Guo Wenge, Sarkar Sanat K, Peddada Shyamal D
Biostatistics Branch, National Institute of Environmental Health Sciences, Research Triangle Park, North Carolina 27709, USA.
Biometrics. 2010 Jun;66(2):485-92. doi: 10.1111/j.1541-0420.2009.01292.x. Epub 2009 Jul 23.
Microarray gene expression studies over ordered categories are routinely conducted to gain insights into biological functions of genes and the underlying biological processes. Some common experiments are time-course/dose-response experiments where a tissue or cell line is exposed to different doses and/or durations of time to a chemical. A goal of such studies is to identify gene expression patterns/profiles over the ordered categories. This problem can be formulated as a multiple testing problem where for each gene the null hypothesis of no difference between the successive mean gene expressions is tested and further directional decisions are made if it is rejected. Much of the existing multiple testing procedures are devised for controlling the usual false discovery rate (FDR) rather than the mixed directional FDR (mdFDR), the expected proportion of Type I and directional errors among all rejections. Benjamini and Yekutieli (2005, Journal of the American Statistical Association 100, 71-93) proved that an augmentation of the usual Benjamini-Hochberg (BH) procedure can control the mdFDR while testing simple null hypotheses against two-sided alternatives in terms of one-dimensional parameters. In this article, we consider the problem of controlling the mdFDR involving multidimensional parameters. To deal with this problem, we develop a procedure extending that of Benjamini and Yekutieli based on the Bonferroni test for each gene. A proof is given for its mdFDR control when the underlying test statistics are independent across the genes. The results of a simulation study evaluating its performance under independence as well as under dependence of the underlying test statistics across the genes relative to other relevant procedures are reported. Finally, the proposed methodology is applied to a time-course microarray data obtained by Lobenhofer et al. (2002, Molecular Endocrinology 16, 1215-1229). We identified several important cell-cycle genes, such as DNA replication/repair gene MCM4 and replication factor subunit C2, which were not identified by the previous analyses of the same data by Lobenhofer et al. (2002) and Peddada et al. (2003, Bioinformatics 19, 834-841). Although some of our findings overlap with previous findings, we identify several other genes that complement the results of Lobenhofer et al. (2002).
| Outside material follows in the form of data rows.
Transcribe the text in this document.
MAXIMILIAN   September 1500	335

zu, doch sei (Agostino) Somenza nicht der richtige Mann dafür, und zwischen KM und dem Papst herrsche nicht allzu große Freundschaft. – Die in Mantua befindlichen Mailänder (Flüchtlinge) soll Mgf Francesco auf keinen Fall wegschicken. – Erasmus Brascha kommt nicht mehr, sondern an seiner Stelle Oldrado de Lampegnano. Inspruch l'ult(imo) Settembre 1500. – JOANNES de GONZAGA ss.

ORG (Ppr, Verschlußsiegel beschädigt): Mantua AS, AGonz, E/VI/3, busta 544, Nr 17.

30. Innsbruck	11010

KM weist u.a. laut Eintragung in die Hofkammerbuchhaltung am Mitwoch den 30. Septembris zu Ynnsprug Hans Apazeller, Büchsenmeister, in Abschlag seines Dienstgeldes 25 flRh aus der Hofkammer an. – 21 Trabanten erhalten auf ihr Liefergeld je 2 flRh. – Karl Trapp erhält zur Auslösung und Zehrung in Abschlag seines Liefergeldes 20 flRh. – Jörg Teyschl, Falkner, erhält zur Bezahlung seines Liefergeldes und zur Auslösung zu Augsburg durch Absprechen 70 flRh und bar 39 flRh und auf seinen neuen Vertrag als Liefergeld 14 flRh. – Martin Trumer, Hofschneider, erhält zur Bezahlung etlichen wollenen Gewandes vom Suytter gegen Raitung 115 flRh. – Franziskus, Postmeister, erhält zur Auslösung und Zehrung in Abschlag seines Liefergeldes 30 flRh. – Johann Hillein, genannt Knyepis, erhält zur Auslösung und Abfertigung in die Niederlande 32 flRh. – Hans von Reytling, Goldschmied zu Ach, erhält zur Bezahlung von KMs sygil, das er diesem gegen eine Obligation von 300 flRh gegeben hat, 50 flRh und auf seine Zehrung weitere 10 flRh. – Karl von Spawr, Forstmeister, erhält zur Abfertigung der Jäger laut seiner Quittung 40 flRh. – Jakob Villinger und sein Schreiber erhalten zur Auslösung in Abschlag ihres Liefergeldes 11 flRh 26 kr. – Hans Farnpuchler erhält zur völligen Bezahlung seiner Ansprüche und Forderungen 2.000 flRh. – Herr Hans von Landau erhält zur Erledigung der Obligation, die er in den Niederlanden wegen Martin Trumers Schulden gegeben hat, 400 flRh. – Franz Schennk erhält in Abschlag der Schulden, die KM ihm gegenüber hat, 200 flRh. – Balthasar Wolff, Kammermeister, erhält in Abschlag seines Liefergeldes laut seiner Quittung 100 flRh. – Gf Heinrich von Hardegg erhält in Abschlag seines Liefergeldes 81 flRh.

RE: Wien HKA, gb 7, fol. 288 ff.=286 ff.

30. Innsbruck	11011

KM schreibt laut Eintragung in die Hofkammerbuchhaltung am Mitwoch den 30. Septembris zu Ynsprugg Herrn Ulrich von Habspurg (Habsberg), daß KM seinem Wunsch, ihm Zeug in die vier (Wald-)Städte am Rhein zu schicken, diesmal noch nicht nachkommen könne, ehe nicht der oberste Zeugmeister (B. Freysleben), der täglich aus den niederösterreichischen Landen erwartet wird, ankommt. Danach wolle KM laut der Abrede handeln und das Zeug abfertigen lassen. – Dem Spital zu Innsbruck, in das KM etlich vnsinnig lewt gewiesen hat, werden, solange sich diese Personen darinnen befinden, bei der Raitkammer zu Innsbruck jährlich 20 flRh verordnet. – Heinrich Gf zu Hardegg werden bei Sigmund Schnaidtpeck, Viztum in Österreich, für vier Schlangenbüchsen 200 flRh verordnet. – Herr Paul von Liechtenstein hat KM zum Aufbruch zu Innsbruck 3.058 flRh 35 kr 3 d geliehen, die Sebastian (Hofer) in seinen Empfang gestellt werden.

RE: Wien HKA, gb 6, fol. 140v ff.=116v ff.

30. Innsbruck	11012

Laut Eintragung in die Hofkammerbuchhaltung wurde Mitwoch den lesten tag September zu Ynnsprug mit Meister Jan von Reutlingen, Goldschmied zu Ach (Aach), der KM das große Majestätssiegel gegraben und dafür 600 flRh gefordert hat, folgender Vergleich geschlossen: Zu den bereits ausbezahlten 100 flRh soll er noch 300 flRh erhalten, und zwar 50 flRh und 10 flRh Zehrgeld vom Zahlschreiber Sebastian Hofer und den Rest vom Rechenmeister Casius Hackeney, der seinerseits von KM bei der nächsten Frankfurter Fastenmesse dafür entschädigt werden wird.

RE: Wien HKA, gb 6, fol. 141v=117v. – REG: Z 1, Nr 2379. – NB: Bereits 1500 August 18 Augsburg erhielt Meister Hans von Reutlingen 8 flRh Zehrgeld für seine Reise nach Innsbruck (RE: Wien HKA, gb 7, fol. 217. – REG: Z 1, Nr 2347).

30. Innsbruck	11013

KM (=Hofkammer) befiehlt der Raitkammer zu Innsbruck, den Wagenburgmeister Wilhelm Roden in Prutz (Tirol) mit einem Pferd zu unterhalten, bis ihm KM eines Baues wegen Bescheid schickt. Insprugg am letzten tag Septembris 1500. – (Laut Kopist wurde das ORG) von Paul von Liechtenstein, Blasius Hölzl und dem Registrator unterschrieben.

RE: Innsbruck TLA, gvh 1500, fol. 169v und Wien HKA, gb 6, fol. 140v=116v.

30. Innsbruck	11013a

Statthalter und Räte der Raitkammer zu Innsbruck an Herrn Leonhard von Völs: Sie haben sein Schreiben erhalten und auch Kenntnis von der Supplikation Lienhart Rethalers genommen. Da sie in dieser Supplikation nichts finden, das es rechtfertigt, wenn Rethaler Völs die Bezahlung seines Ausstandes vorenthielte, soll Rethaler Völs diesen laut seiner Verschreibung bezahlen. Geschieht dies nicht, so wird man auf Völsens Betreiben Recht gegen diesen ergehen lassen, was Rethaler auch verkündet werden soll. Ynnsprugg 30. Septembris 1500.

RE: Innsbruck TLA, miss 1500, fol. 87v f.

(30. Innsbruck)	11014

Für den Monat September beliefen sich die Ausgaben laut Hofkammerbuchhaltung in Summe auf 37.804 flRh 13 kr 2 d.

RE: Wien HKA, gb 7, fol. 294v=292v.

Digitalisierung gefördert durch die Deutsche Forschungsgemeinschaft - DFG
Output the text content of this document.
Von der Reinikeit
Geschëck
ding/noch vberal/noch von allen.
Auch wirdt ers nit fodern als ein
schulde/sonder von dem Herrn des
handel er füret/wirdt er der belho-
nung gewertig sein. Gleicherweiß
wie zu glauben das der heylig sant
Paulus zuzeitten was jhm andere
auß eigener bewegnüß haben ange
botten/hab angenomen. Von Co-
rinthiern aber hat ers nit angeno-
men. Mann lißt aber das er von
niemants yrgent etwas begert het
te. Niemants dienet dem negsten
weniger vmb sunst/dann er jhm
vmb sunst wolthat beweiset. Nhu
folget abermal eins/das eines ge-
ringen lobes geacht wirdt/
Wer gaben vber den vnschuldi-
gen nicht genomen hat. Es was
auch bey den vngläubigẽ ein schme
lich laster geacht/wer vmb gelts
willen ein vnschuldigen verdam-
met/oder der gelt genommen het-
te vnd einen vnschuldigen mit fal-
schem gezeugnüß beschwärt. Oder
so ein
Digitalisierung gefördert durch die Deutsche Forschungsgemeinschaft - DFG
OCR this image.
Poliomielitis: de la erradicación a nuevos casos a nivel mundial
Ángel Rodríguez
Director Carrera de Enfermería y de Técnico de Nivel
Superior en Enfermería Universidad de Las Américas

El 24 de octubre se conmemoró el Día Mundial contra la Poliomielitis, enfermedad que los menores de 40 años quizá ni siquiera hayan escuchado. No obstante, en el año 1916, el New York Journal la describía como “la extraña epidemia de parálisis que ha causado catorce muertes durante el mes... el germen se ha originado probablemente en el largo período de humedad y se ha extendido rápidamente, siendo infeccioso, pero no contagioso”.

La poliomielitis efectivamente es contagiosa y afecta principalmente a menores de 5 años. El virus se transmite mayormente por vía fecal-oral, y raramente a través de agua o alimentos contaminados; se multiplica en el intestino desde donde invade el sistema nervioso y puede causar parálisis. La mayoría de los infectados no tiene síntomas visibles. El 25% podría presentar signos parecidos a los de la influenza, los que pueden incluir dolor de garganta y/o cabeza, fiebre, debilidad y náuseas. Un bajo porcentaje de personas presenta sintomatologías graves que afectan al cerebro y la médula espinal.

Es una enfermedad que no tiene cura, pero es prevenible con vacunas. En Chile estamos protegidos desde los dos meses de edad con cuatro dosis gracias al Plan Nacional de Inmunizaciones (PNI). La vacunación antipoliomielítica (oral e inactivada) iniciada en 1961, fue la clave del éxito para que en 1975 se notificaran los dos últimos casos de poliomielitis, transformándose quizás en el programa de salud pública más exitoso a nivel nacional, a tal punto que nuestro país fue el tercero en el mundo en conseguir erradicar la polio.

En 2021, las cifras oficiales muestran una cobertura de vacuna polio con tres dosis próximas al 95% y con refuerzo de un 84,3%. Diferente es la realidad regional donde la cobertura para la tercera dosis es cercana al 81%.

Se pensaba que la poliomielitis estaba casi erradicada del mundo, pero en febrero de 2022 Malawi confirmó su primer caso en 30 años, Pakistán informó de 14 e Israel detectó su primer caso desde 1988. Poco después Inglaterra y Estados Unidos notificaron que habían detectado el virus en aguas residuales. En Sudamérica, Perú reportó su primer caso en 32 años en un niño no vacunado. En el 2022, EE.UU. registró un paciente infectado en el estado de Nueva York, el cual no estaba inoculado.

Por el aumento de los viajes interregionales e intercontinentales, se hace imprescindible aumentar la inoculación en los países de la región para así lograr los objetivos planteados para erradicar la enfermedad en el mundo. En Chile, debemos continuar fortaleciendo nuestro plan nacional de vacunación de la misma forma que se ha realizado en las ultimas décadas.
针对有序类别进行的微阵列基因表达研究经常开展,以深入了解基因的生物学功能及潜在的生物学过程。一些常见实验是时间进程/剂量反应实验,即让组织或细胞系接触不同剂量和/或不同时长的化学物质。此类研究的一个目标是识别有序类别上的基因表达模式/特征。这个问题可被表述为一个多重检验问题,即对于每个基因,检验连续平均基因表达之间无差异的原假设,若被拒绝则进一步做出方向性决策。现有的许多多重检验程序是为控制通常的错误发现率(FDR)而设计的,而非混合方向性错误发现率(mdFDR),即在所有拒绝中I型错误和方向性错误的预期比例。本雅明尼和耶库蒂利(2005年,《美国统计协会杂志》100卷,71 - 93页)证明,在针对一维参数检验简单原假设与双侧备择假设时,对通常的本雅明尼 - 霍赫伯格(BH)程序进行扩充可控制mdFDR。在本文中,我们考虑控制涉及多维参数的mdFDR问题。为解决此问题,我们基于对每个基因的邦费罗尼检验,开发了一种扩展本雅明尼和耶库蒂利程序的方法。当基础检验统计量在各基因间相互独立时,给出了其控制mdFDR的证明。报告了一项模拟研究的结果,该研究评估了其在基础检验统计量独立以及各基因间相关情况下相对于其他相关程序的性能。最后,将所提出的方法应用于洛本霍费尔等人(2002年,《分子内分泌学》16卷,1215 - 1229页)获得的时间进程微阵列数据。我们识别出了几个重要的细胞周期基因,如DNA复制/修复基因MCM4和复制因子亚基C2,这些基因在洛本霍费尔等人(2002年)以及佩达达等人(2003年,《生物信息学》19卷,834 - 841页)对同一数据的先前分析中未被识别。尽管我们的一些发现与先前的发现有重叠,但我们还识别出了其他几个补充了洛本霍费尔等人(2002年)结果的基因。